Depends. If people now start with alts, or they keep playing on their mains, and have enough knowledge about the game, they can print isk very efficiently. We have seen Pochven printing machine in work for quite some time for example.
In very bad scenario only left are the people who make billions in hours trading stuff between themselves, a trading game taking place in one station. They dont have to even print isk, it just have to change hands.

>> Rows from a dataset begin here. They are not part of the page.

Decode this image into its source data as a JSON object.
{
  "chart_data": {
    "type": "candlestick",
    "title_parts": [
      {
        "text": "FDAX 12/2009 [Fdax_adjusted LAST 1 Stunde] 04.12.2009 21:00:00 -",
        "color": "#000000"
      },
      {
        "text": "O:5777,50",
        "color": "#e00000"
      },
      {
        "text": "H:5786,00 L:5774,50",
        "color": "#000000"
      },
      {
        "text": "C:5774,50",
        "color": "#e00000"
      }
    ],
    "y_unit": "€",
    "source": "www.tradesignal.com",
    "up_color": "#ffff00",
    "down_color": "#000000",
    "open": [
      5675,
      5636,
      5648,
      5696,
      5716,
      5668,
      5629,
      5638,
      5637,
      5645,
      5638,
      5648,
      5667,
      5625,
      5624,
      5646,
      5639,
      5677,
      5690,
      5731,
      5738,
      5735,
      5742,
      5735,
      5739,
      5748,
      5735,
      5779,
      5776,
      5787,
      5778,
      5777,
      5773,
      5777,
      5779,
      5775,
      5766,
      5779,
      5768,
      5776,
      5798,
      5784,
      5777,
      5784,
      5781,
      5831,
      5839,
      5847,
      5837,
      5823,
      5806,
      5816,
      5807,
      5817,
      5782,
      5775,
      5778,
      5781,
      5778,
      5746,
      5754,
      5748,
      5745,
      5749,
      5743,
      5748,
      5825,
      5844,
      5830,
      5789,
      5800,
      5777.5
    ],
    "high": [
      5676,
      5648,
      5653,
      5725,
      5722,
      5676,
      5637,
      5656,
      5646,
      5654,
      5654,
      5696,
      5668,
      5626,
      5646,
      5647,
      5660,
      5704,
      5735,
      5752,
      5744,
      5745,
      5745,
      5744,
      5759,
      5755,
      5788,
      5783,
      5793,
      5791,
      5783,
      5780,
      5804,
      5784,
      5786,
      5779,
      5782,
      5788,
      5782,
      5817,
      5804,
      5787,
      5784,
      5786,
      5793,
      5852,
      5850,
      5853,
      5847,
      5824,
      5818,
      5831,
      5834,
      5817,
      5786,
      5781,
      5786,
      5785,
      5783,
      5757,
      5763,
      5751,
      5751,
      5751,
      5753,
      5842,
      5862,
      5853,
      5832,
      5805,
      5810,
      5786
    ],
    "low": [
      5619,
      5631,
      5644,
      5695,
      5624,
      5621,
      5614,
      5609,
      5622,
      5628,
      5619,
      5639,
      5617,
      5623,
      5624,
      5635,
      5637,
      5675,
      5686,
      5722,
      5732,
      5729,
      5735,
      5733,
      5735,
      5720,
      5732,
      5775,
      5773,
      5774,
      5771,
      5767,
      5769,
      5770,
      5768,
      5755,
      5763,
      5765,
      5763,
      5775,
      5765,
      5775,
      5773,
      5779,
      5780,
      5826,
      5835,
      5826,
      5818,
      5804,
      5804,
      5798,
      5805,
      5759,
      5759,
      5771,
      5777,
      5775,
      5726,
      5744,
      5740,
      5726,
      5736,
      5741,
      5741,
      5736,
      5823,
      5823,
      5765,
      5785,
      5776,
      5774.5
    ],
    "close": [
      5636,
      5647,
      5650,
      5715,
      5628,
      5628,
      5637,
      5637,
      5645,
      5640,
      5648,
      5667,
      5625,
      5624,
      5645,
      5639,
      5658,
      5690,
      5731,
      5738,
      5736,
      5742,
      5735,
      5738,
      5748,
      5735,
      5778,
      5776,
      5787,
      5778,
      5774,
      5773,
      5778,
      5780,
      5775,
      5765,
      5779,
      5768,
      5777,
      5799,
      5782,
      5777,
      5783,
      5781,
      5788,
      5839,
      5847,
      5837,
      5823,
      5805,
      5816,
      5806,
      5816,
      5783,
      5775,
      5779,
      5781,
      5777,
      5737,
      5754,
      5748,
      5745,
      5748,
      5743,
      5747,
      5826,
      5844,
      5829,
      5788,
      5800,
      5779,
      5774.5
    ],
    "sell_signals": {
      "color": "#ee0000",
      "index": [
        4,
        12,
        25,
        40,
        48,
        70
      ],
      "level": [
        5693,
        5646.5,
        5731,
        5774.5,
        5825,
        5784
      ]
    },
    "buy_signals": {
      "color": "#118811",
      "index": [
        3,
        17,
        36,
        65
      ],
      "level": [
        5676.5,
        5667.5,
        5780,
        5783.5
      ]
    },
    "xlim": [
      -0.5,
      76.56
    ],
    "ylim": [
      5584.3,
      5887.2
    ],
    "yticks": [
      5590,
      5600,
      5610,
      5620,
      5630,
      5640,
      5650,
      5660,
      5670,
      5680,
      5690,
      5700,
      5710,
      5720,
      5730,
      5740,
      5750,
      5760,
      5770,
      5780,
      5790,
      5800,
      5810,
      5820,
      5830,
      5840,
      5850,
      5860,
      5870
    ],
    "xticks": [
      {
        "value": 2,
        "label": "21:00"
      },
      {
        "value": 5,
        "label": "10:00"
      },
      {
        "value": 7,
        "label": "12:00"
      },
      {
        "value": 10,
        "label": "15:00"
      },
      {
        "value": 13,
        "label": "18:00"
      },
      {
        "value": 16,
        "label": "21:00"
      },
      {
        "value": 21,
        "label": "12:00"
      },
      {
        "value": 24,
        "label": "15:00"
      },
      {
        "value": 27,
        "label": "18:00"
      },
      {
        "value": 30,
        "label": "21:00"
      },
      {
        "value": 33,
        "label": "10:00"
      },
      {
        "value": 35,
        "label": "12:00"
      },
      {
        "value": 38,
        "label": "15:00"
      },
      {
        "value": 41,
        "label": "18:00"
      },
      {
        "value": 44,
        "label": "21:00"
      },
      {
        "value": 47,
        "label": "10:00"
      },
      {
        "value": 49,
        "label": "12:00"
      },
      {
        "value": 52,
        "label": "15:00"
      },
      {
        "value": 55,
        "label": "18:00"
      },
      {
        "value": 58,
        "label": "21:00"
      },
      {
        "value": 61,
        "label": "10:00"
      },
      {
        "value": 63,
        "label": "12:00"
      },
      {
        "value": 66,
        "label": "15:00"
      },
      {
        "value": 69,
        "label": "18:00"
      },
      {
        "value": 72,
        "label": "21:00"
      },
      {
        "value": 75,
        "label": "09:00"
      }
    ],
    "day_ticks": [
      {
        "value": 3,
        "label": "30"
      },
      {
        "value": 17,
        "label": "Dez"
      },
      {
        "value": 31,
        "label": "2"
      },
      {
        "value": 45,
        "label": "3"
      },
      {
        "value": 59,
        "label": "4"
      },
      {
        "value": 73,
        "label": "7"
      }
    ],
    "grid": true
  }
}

Well, a ‘if they keep playing with their mains’ means there aren’t fewer people, which is kind of the main thing you suggested.
but b) if they’re that good at making money, then their wallets already have all that money, so if they move to alts, that wallet that hasn’t logged in still drops off the ISK supply numbers… and we don’t see that.
In that scenario, we’d see the ISK velocity skyrocket. That’s literally what it’s measuring: ISK changing hands.
There may be smaller amount of people, but they can make isk very efficiently, that is what I wanted to say.
If it doesnt change hands so often, they dont need as much and it stays in wallets.
But we’d see all the inactives drop off of the ISK supply numbers. And we haven’t. No matter how efficiently someone makes ISK, you don’t make ISK efficiently enough to instantly offset the loss of trillions in wallets without making the ISK supply chart look like a vertical line.